State of the clusters: January 2022
Today, we would like to provide a few details and figures on where we are with regards to cluster scalability, particularly as ensuring IPFS storage allocation and replication behind the NFT.storage platform.
Today, cluster is tracking over 25 million pins for NFT.storage in a single cluster, made of 9 peers with around 85TB of storage each running go-ipfs v0.12.0-rc1. On average, we are ingesting more than 4 items per second (normally add-requests that put the content directly on the cluster). We know we can take many hundreds of pins per second when needed.
These numbers are not overly impressive when compared with, for example a PostgreSQL instance for pinset tracking, but we understand cluster as a distributed application with seamless pinset syncing which also supports things like follower-clusters and scalability to hundreds of peers based on its pubsub+crdt pinset distribution mechanisms.

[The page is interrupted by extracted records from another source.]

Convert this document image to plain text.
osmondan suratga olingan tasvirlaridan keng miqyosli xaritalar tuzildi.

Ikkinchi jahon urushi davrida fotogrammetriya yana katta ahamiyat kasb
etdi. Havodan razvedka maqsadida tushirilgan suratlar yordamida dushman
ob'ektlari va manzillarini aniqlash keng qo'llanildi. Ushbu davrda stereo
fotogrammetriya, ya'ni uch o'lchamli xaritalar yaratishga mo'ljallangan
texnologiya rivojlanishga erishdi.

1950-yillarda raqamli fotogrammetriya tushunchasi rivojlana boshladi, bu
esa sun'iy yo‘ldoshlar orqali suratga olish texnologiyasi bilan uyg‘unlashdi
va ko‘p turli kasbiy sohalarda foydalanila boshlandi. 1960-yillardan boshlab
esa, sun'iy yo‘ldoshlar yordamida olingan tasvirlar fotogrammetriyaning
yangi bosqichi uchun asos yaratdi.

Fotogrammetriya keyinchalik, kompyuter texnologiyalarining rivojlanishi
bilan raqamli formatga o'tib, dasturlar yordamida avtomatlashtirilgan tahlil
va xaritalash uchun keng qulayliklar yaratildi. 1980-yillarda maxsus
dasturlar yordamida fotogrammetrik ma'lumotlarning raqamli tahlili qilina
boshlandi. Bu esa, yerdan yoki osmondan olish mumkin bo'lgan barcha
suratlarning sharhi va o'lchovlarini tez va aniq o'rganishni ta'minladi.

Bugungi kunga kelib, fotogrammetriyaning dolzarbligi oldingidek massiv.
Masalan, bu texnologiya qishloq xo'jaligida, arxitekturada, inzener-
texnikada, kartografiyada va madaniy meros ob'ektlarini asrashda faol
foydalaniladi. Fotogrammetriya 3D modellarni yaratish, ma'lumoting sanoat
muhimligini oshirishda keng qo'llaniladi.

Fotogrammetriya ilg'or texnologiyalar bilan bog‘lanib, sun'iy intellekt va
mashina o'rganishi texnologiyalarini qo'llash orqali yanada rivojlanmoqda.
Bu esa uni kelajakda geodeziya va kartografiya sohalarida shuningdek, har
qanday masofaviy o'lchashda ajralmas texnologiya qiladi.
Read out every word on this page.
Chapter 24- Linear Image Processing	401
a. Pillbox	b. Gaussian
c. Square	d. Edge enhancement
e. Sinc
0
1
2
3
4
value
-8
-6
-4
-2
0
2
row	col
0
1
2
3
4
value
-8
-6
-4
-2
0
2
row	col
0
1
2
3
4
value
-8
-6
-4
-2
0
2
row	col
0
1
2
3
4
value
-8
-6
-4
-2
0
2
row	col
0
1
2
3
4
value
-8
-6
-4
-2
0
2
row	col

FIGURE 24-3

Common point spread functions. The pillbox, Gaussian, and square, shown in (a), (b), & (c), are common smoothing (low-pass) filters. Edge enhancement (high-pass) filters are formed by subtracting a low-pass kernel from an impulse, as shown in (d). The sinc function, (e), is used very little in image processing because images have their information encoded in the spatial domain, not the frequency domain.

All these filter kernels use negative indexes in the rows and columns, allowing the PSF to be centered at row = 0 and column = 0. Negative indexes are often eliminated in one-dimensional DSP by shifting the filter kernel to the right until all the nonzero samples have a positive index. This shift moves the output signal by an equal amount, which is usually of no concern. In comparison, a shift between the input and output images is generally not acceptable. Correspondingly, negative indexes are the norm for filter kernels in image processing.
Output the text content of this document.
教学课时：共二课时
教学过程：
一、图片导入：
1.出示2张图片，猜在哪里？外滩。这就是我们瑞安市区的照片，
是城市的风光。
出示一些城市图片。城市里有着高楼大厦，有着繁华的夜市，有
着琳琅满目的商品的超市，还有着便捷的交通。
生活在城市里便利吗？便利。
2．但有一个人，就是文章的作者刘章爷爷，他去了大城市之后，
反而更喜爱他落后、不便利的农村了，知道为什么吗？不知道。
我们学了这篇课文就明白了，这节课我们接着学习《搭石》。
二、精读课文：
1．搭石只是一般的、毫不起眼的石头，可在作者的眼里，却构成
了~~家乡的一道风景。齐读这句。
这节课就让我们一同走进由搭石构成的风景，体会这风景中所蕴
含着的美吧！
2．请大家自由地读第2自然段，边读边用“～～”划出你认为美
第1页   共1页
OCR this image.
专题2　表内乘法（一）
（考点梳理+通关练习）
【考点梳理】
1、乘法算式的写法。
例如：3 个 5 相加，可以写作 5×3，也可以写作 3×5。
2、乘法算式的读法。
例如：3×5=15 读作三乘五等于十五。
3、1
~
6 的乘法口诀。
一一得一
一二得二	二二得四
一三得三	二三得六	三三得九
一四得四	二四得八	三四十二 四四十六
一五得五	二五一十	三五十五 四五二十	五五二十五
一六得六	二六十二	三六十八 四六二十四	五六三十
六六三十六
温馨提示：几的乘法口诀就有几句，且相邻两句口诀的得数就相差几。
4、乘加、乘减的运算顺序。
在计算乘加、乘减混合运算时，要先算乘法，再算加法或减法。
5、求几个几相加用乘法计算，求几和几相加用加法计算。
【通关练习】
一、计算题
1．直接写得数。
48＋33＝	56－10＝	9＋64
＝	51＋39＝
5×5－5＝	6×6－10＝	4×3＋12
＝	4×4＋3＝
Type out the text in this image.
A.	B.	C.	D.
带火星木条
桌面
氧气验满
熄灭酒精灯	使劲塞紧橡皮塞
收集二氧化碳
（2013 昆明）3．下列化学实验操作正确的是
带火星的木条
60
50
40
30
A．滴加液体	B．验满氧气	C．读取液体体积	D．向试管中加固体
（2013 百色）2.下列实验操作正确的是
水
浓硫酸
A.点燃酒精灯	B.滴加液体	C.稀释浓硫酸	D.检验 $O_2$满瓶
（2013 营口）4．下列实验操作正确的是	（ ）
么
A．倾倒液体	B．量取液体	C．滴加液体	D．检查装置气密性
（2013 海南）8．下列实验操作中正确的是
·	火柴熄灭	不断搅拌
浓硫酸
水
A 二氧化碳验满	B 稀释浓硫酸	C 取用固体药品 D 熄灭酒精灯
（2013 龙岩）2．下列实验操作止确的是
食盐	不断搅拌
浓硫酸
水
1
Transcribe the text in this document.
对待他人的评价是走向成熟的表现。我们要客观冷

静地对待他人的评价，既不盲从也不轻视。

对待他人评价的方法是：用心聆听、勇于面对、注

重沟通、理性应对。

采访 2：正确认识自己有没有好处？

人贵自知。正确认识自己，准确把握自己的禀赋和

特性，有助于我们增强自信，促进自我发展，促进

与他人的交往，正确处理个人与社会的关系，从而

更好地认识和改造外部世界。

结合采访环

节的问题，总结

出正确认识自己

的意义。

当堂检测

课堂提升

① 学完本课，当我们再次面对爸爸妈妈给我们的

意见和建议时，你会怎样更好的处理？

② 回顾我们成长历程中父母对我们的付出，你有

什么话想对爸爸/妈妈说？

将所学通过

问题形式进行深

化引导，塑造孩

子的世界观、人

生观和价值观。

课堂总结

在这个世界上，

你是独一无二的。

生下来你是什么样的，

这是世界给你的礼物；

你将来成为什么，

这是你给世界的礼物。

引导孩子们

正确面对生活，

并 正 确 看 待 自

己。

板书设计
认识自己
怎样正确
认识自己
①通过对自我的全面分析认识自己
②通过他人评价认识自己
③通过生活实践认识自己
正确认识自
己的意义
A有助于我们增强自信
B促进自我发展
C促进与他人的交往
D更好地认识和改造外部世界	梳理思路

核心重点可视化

In terms of configuration, we have set the cluster peer to let IPFS pin up to 8 items in parallel. This is what we found was a well-performing value when going through pinning queues of several million items. Bitswap performance, disk usage, network bandwidth all affect the right values. The cluster-peers are configured using the crdt consensus mode, with replication factors set to 3. Each node is tagged with a datacenter tag, and the allocator is set to allocate per datacenter and free-space. Thus, we get global distribution of every pin, which are then allocated to the peers with most free space in each DC. We make use of the crdt-batching function, creating commits every 300 items or 10 seconds (although we tune them as we need, sometimes increasing the batch size or delay). For reference, one batch (crdt-delta) can fit almost 4000 pins with 3 allocations (actual number depends on the pin options and allocations).
The 20x pinset growth in the last few months has necessarily been accompanied by several releases to get IPFS Cluster up to the task of handling multi-million setups:
- The cluster-peer datastore can be setup with LevelDB and Badger, and the latter is GC’ed reguarlly so that it does not grow to take too much space per pin.
- We heavily sped up operations reading the full pinset (
status). For example, it is now very efficient to check all the pins in error or queued states because filtering has been improved. Listing all pins in the state has improved an order of magnitude.
- State export and import functions have also been improved to allow for cluster pinsets to be moved around (to new clusters), which facilitates maintenance, for example by setting new allocations for pins.
The next steps are to keep iterating towards supporting much larger pinsets. One of the improvements in the pipeline will be streaming-RPC support (cluster components communicate via RPC). This will allow us to speed up many operations, such as listing or adding to the cluster.